On Mon, 14 Jan 2002, Tim May wrote:
Why would it not? It was the regime controlling Afghanistan. Sure, it was not the regime that signed the Geneva Accords of Whichever Type, but neither is the Bush Jr. Administration the same as the Clinton, Bush Sr., Reagan, Carter, Ford, Nixon, Johnson, Kennedy, Eisenhower, or Truman Administrations.
Nor is the Putin Administration the same as whatever band of brigands ran Russia 50 years ago. And so on.
The Taliban Regime was as much in the line of succession as any of hundreds of other regimes.
That the U.S. is choosing to ignore the Geneva Accords of Whichever Type is, hopefully, one more nail in their coffin.
I was of course speaking of statements written in the "Law of Nations" programming language. If you use a different programming language, the code won't run. Like most of our legal discussions here, morality is not at issue just what opinions courts have expressed on various matters. The US was, in fact, convicted of war crimes in '86 in a trial at the International Court of Justice for air-sown mines in Nicaragua but nothing came of it. US treatment of those who formally declared war on it a half-dozen times since 1996 and initiated hostilities is not likely to constitute that entity's worst human rights violations. Perhaps not a rights violation at all in strict libertarian terms. Libertarian penal theory has not been well developed. Naturally we don't favor sticking prisoners in utopian socialist colonies (prisons). Slavery to the victim or family is possible but difficult. "The Market for Liberty" suggested that crime would be so rare that shrinks would rent the few prisoners as study subjects but I doubt that's very realistic. There's always the payment of wergeld but the poor often can't pay.

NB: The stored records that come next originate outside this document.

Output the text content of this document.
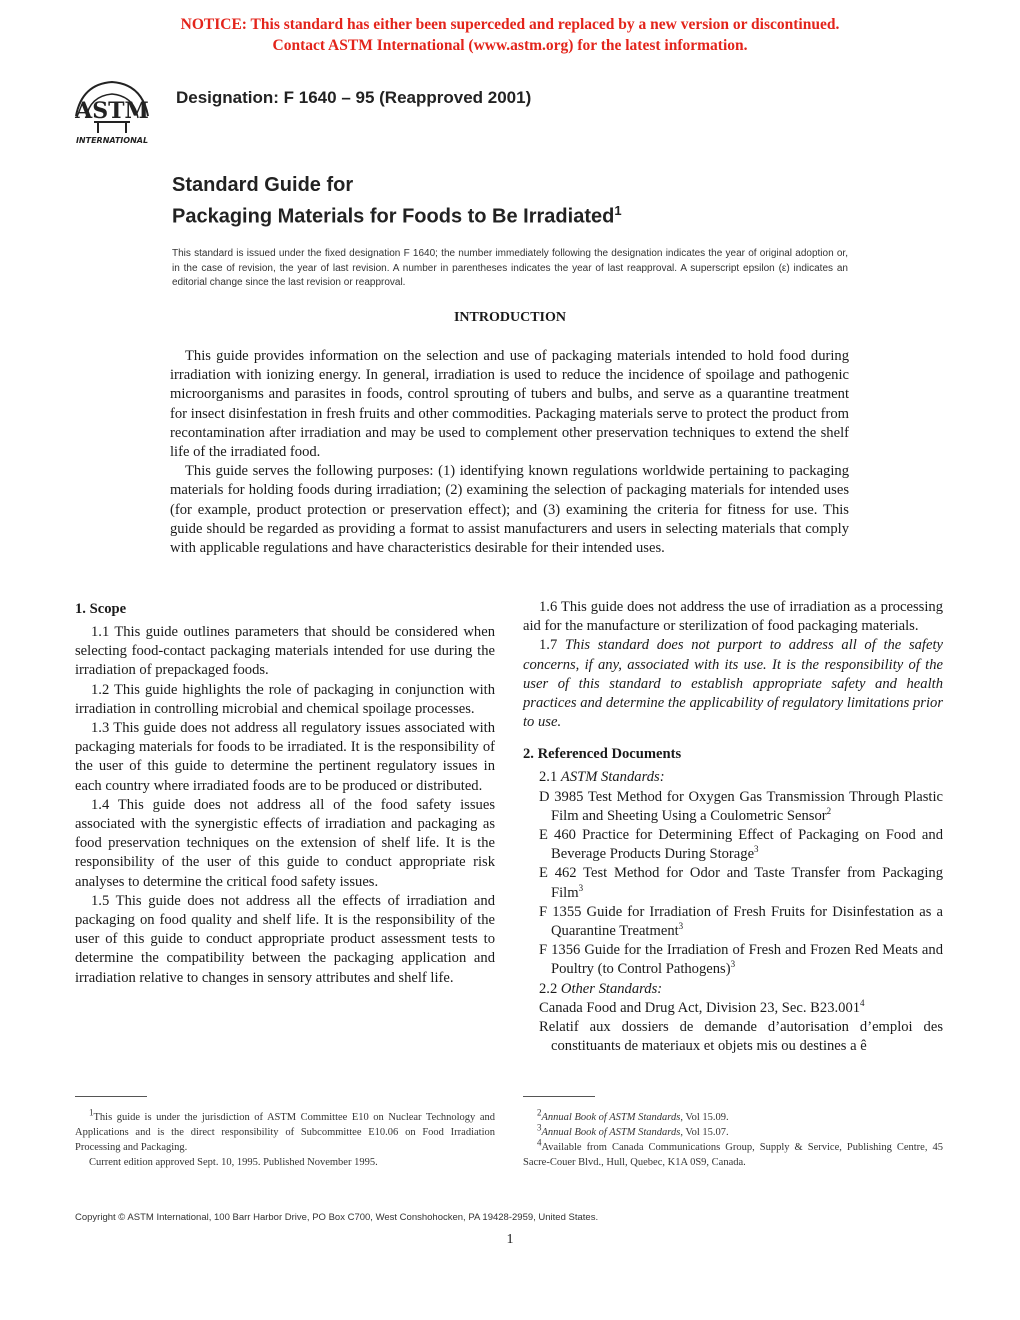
NOTICE: This standard has either been superceded and replaced by a new version or discontinued.
Contact ASTM International (www.astm.org) for the latest information.
ASTM
INTERNATIONAL
Designation: F 1640 – 95 (Reapproved 2001)
Standard Guide for
Packaging Materials for Foods to Be Irradiated$^1$
This standard is issued under the fixed designation F 1640; the number immediately following the designation indicates the year of original adoption or, in the case of revision, the year of last revision. A number in parentheses indicates the year of last reapproval. A superscript epsilon (ε) indicates an editorial change since the last revision or reapproval.
INTRODUCTION

This guide provides information on the selection and use of packaging materials intended to hold food during irradiation with ionizing energy. In general, irradiation is used to reduce the incidence of spoilage and pathogenic microorganisms and parasites in foods, control sprouting of tubers and bulbs, and serve as a quarantine treatment for insect disinfestation in fresh fruits and other commodities. Packaging materials serve to protect the product from recontamination after irradiation and may be used to complement other preservation techniques to extend the shelf life of the irradiated food.

This guide serves the following purposes: (1) identifying known regulations worldwide pertaining to packaging materials for holding foods during irradiation; (2) examining the selection of packaging materials for intended uses (for example, product protection or preservation effect); and (3) examining the criteria for fitness for use. This guide should be regarded as providing a format to assist manufacturers and users in selecting materials that comply with applicable regulations and have characteristics desirable for their intended uses.

1. Scope

1.1 This guide outlines parameters that should be considered when selecting food-contact packaging materials intended for use during the irradiation of prepackaged foods.

1.2 This guide highlights the role of packaging in conjunction with irradiation in controlling microbial and chemical spoilage processes.

1.3 This guide does not address all regulatory issues associated with packaging materials for foods to be irradiated. It is the responsibility of the user of this guide to determine the pertinent regulatory issues in each country where irradiated foods are to be produced or distributed.

1.4 This guide does not address all of the food safety issues associated with the synergistic effects of irradiation and packaging as food preservation techniques on the extension of shelf life. It is the responsibility of the user of this guide to conduct appropriate risk analyses to determine the critical food safety issues.

1.5 This guide does not address all the effects of irradiation and packaging on food quality and shelf life. It is the responsibility of the user of this guide to conduct appropriate product assessment tests to determine the compatibility between the packaging application and irradiation relative to changes in sensory attributes and shelf life.

1.6 This guide does not address the use of irradiation as a processing aid for the manufacture or sterilization of food packaging materials.

1.7 This standard does not purport to address all of the safety concerns, if any, associated with its use. It is the responsibility of the user of this standard to establish appropriate safety and health practices and determine the applicability of regulatory limitations prior to use.

2. Referenced Documents

2.1 ASTM Standards:

D 3985 Test Method for Oxygen Gas Transmission Through Plastic Film and Sheeting Using a Coulometric Sensor$^2$
E 460 Practice for Determining Effect of Packaging on Food and Beverage Products During Storage$^3$
E 462 Test Method for Odor and Taste Transfer from Packaging Film$^3$
F 1355 Guide for Irradiation of Fresh Fruits for Disinfestation as a Quarantine Treatment$^3$
F 1356 Guide for the Irradiation of Fresh and Frozen Red Meats and Poultry (to Control Pathogens)$^3$

2.2 Other Standards:

Canada Food and Drug Act, Division 23, Sec. B23.001$^4$
Relatif aux dossiers de demande d’autorisation d’emploi des constituants de materiaux et objets mis ou destines a ê

$^1$This guide is under the jurisdiction of ASTM Committee E10 on Nuclear Technology and Applications and is the direct responsibility of Subcommittee E10.06 on Food Irradiation Processing and Packaging.

Current edition approved Sept. 10, 1995. Published November 1995.

$^2$Annual Book of ASTM Standards, Vol 15.09.

$^3$Annual Book of ASTM Standards, Vol 15.07.

$^4$Available from Canada Communications Group, Supply & Service, Publishing Centre, 45 Sacre-Couer Blvd., Hull, Quebec, K1A 0S9, Canada.

Copyright © ASTM International, 100 Barr Harbor Drive, PO Box C700, West Conshohocken, PA 19428-2959, United States.
1
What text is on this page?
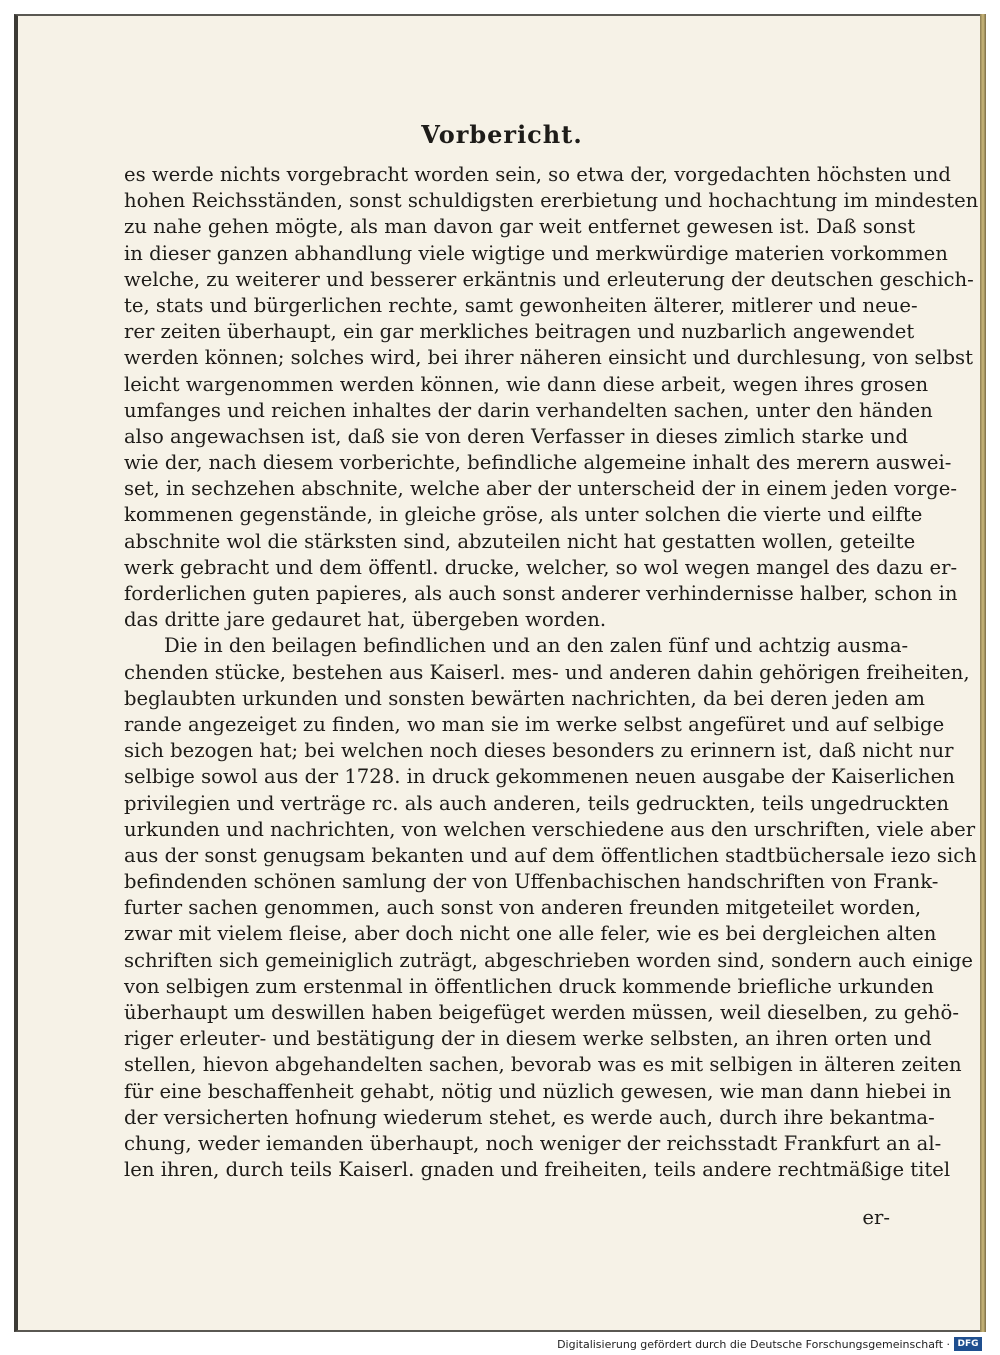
Vorbericht.
es werde nichts vorgebracht worden sein, so etwa der, vorgedachten höchsten und
hohen Reichsständen, sonst schuldigsten ererbietung und hochachtung im mindesten
zu nahe gehen mögte, als man davon gar weit entfernet gewesen ist. Daß sonst
in dieser ganzen abhandlung viele wigtige und merkwürdige materien vorkommen
welche, zu weiterer und besserer erkäntnis und erleuterung der deutschen geschich-
te, stats und bürgerlichen rechte, samt gewonheiten älterer, mitlerer und neue-
rer zeiten überhaupt, ein gar merkliches beitragen und nuzbarlich angewendet
werden können; solches wird, bei ihrer näheren einsicht und durchlesung, von selbst
leicht wargenommen werden können, wie dann diese arbeit, wegen ihres grosen
umfanges und reichen inhaltes der darin verhandelten sachen, unter den händen
also angewachsen ist, daß sie von deren Verfasser in dieses zimlich starke und
wie der, nach diesem vorberichte, befindliche algemeine inhalt des merern auswei-
set, in sechzehen abschnite, welche aber der unterscheid der in einem jeden vorge-
kommenen gegenstände, in gleiche gröse, als unter solchen die vierte und eilfte
abschnite wol die stärksten sind, abzuteilen nicht hat gestatten wollen, geteilte
werk gebracht und dem öffentl. drucke, welcher, so wol wegen mangel des dazu er-
forderlichen guten papieres, als auch sonst anderer verhindernisse halber, schon in
das dritte jare gedauret hat, übergeben worden.
Die in den beilagen befindlichen und an den zalen fünf und achtzig ausma-
chenden stücke, bestehen aus Kaiserl. mes- und anderen dahin gehörigen freiheiten,
beglaubten urkunden und sonsten bewärten nachrichten, da bei deren jeden am
rande angezeiget zu finden, wo man sie im werke selbst angefüret und auf selbige
sich bezogen hat; bei welchen noch dieses besonders zu erinnern ist, daß nicht nur
selbige sowol aus der 1728. in druck gekommenen neuen ausgabe der Kaiserlichen
privilegien und verträge rc. als auch anderen, teils gedruckten, teils ungedruckten
urkunden und nachrichten, von welchen verschiedene aus den urschriften, viele aber
aus der sonst genugsam bekanten und auf dem öffentlichen stadtbüchersale iezo sich
befindenden schönen samlung der von Uffenbachischen handschriften von Frank-
furter sachen genommen, auch sonst von anderen freunden mitgeteilet worden,
zwar mit vielem fleise, aber doch nicht one alle feler, wie es bei dergleichen alten
schriften sich gemeiniglich zuträgt, abgeschrieben worden sind, sondern auch einige
von selbigen zum erstenmal in öffentlichen druck kommende briefliche urkunden
überhaupt um deswillen haben beigefüget werden müssen, weil dieselben, zu gehö-
riger erleuter- und bestätigung der in diesem werke selbsten, an ihren orten und
stellen, hievon abgehandelten sachen, bevorab was es mit selbigen in älteren zeiten
für eine beschaffenheit gehabt, nötig und nüzlich gewesen, wie man dann hiebei in
der versicherten hofnung wiederum stehet, es werde auch, durch ihre bekantma-
chung, weder iemanden überhaupt, noch weniger der reichsstadt Frankfurt an al-
len ihren, durch teils Kaiserl. gnaden und freiheiten, teils andere rechtmäßige titel
er-
Digitalisierung gefördert durch die Deutsche Forschungsgemeinschaft · DFG
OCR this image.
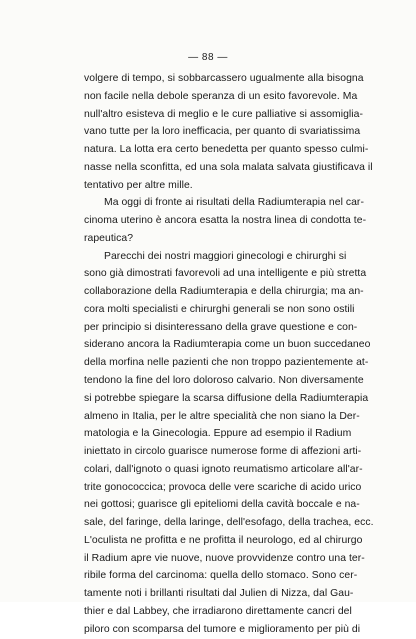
— 88 —
volgere di tempo, si sobbarcassero ugualmente alla bisogna
non facile nella debole speranza di un esito favorevole. Ma
null'altro esisteva di meglio e le cure palliative si assomiglia-
vano tutte per la loro inefficacia, per quanto di svariatissima
natura. La lotta era certo benedetta per quanto spesso culmi-
nasse nella sconfitta, ed una sola malata salvata giustificava il
tentativo per altre mille.
Ma oggi di fronte ai risultati della Radiumterapia nel car-
cinoma uterino è ancora esatta la nostra linea di condotta te-
rapeutica?
Parecchi dei nostri maggiori ginecologi e chirurghi si
sono già dimostrati favorevoli ad una intelligente e più stretta
collaborazione della Radiumterapia e della chirurgia; ma an-
cora molti specialisti e chirurghi generali se non sono ostili
per principio si disinteressano della grave questione e con-
siderano ancora la Radiumterapia come un buon succedaneo
della morfina nelle pazienti che non troppo pazientemente at-
tendono la fine del loro doloroso calvario. Non diversamente
si potrebbe spiegare la scarsa diffusione della Radiumterapia
almeno in Italia, per le altre specialità che non siano la Der-
matologia e la Ginecologia. Eppure ad esempio il Radium
iniettato in circolo guarisce numerose forme di affezioni arti-
colari, dall'ignoto o quasi ignoto reumatismo articolare all'ar-
trite gonococcica; provoca delle vere scariche di acido urico
nei gottosi; guarisce gli epiteliomi della cavità boccale e na-
sale, del faringe, della laringe, dell'esofago, della trachea, ecc.
L'oculista ne profitta e ne profitta il neurologo, ed al chirurgo
il Radium apre vie nuove, nuove provvidenze contro una ter-
ribile forma del carcinoma: quella dello stomaco. Sono cer-
tamente noti i brillanti risultati dal Julien di Nizza, dal Gau-
thier e dal Labbey, che irradiarono direttamente cancri del
piloro con scomparsa del tumore e miglioramento per più di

Since torture or execution are not strictly prohibited by the non-aggression axiom in the case of those who have agressed, there are likely to be differences among libertarians on the treatment of prisoners. Still an unresolved problem. DCF ---- "Ideally, the death penalty should be administered on the spot at the hands of the intended victim(s). (The UA 93 solution to the 11 September attacks.)